Amirah Goldberg, who graduates this year with a degree in political science and a minor in global studies, with a specialization in Iranian studies, says one of her favorite memories from her time at Stanford was sitting just a few feet away from Marjane Satrapi, a French-Iranian film director, at the 10th Annual Bita Prize for Persian Arts. She fondly remembers “getting a personalized, autographed copy of Persepolis,” a graphic memoir the author wrote about growing up in Iran during the Islamic Revolution. “I hold it dearly,” said Amirah.
She decided to pursue a minor to add an interdisciplinary perspective to her studies. “For someone whose mantra is ‘the personal is political,’ political science was an obvious choice. It wasn’t as easy as that though, as my scholarly interests are interdisciplinary,” she said. “That’s where global studies came into the picture.”
Amirah says she is grateful to the faculty and staff in the Hamid and Christina Moghadam Program in Iranian Studies, who have been an integral part of her Stanford journey and critical to her growth as an individual. “They were the mentors that I needed, and even once I am gone, I will still think of them often and look up to them as role models,” she shared.

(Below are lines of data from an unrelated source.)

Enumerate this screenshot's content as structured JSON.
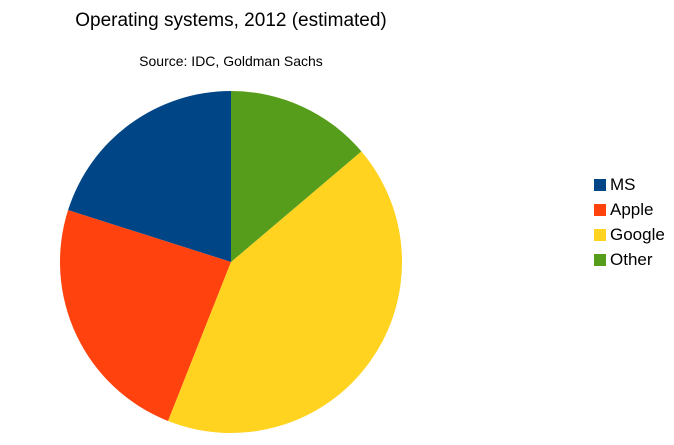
{
  "chart_data": {
    "type": "pie",
    "title": "Operating systems, 2012 (estimated)",
    "subtitle": "Source: IDC, Goldman Sachs",
    "legend_position": "right",
    "slices": [
      {
        "label": "MS",
        "value": 20.1,
        "color": "#004586"
      },
      {
        "label": "Apple",
        "value": 23.9,
        "color": "#ff420e"
      },
      {
        "label": "Google",
        "value": 42.2,
        "color": "#ffd320"
      },
      {
        "label": "Other",
        "value": 13.8,
        "color": "#579d1c"
      }
    ]
  }
}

Over the past four years at Stanford, Amirah says she is most proud of the person she has grown into and the resilience she has developed. Her resilience has been put to the test in recent months due to the coronavirus pandemic, which forced her to leave campus and return home. “What I miss most about being on campus is the human connection I used to have with professors, and the psychosomatic experience of the movement of diverse bodies around me amidst the subtly grand buildings,” she explained.
Next year, she is looking forward to starting a master’s degree program at the Center for Middle Eastern Studies at the University of Texas at Austin. “My Iranian Studies minor has opened a variety of intellectual doors through intensive language training, and the opportunity to study Iranian cinema and politics,” she said. “It is through these doors that I will be moving onto my graduate studies, where Persian literature and film are likely to be front and center.”